La modification a été intégrée à Mesa 26.1 et concerne les cartes graphiques Arc Alchemist et Battlemage. Le patch avait été proposé pour la première fois en 2020, il aura donc fallu plus de cinq ans pour le voir arriver.
Ce qui change pour les joueurs Linux
L'optimisation porte sur la façon dont le pilote ANV gère le cache d'état graphique. En utilisant une combinaison de deux identifiants internes (Binding Table Pointer et Binding Table Index) au lieu d'un seul pour référencer les textures, le pilote peut supprimer certaines étapes de synchronisation qui ralentissaient le rendu.
Les développeurs d'Intel indiquent que le gain est mesurable sur tous les jeux DirectX 12 qu'ils ont testés via VKD3D-Proton, la couche de traduction utilisée par Steam pour faire tourner les jeux Windows sur Linux.
Pas de chiffres précis dans la note technique, mais une autre modification récente du même pilote (un simple changement d'une ligne de code pour le prefetch des tables de textures) avait déjà montré des gains allant jusqu'à 3 à 4 % sur God of War et Destiny 2.
Un patch qui a mis cinq ans à arriver
L'anecdote vaut quand même le détour. Ce patch a été proposé pour la première fois en novembre 2020, et il vient d'être fusionné dans Mesa en mars 2026.
Plus de cinq ans entre la proposition et l'intégration, ce qui donne une idée du rythme de développement des pilotes graphiques open source. Le code nécessite aussi un correctif au niveau du noyau Linux (dans le pilote Xe), qui devrait arriver avec Linux 7.1.
Les GPU concernés sont les Intel Arc à partir de la génération Alchemist (Arc A770, A750, etc.) et les plus récents Battlemage (Arc B580, B570).
Quelques limites quand même
L'optimisation ne fonctionne bien qu'avec les jeux DirectX 12. Sur les titres DirectX 11, les développeurs ont constaté des baisses de performances, ce qui fait que le mécanisme est activé automatiquement pour DX12 et désactivé pour DX11. Il est aussi possible de forcer son activation ou sa désactivation via un réglage dans la configuration DRI.

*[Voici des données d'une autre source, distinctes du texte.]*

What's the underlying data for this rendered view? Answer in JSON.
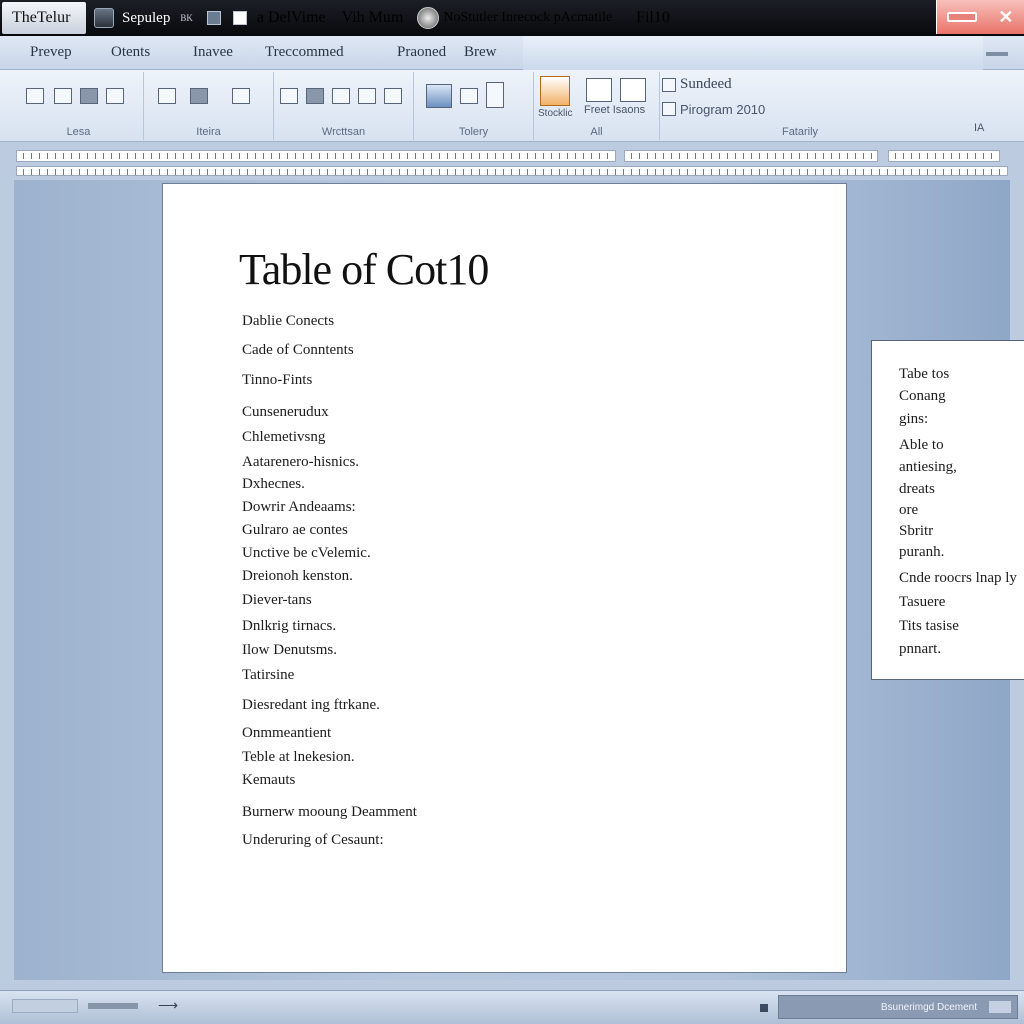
{
  "titlebar": {
    "app_title": "TheTelur",
    "doc_name": "Sepulep",
    "small_label": "BK",
    "segment1": "a DelVime",
    "segment2": "Vih Mum",
    "segment3": "NoStutler Inrecock pAcmatile",
    "segment4": "Fil10"
  },
  "menu": {
    "items": [
      "Prevep",
      "Otents",
      "Inavee",
      "Treccommed",
      "Praoned",
      "Brew"
    ]
  },
  "ribbon": {
    "group_labels": [
      "Lesa",
      "Iteira",
      "Wrcttsan",
      "Tolery",
      "All",
      "Fatarily",
      "IA"
    ],
    "style_small_label": "Stocklic",
    "frees_label": "Freet Isaons",
    "standard_label": "Sundeed",
    "program_label": "Pirogram 2010"
  },
  "document": {
    "title": "Table of Cot10",
    "lines": [
      "Dablie Conects",
      "Cade of Conntents",
      "Tinno-Fints",
      "Cunsenerudux",
      "Chlemetivsng",
      "Aatarenero-hisnics.",
      "Dxhecnes.",
      "Dowrir Andeaams:",
      "Gulraro ae contes",
      "Unctive be cVelemic.",
      "Dreionoh kenston.",
      "Diever-tans",
      "Dnlkrig tirnacs.",
      "Ilow Denutsms.",
      "Tatirsine",
      "Diesredant ing ftrkane.",
      "Onmmeantient",
      "Teble at lnekesion.",
      "Kemauts",
      "Burnerw mooung Deamment",
      "Underuring of Cesaunt:"
    ]
  },
  "sidepanel": {
    "lines": [
      "Tabe tos",
      "Conang",
      "gins:",
      "Able to",
      "antiesing,",
      "dreats",
      "ore",
      "Sbritr",
      "puranh.",
      "Cnde roocrs lnap ly",
      "Tasuere",
      "Tits tasise",
      "pnnart."
    ]
  },
  "statusbar": {
    "right_text": "Bsunerimgd Dcement"
  },
  "colors": {
    "titlebar_bg": "#0b0d11",
    "close_button": "#e9736a",
    "workspace_bg": "#b2c4dc",
    "page_bg": "#ffffff"
  }
}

C'est le genre de petite avancée qui, mise bout à bout avec les autres, finit par rendre les GPU Intel Arc de plus en plus viables sous Linux pour le jeu. Cinq ans pour un patch, c'est long, mais le résultat est là. Et puis ça montre aussi que l'approche open source d'Intel sur ses pilotes graphiques continue de porter ses fruits, même si le chemin est quand même un peu plus lent que chez NVIDIA ou AMD.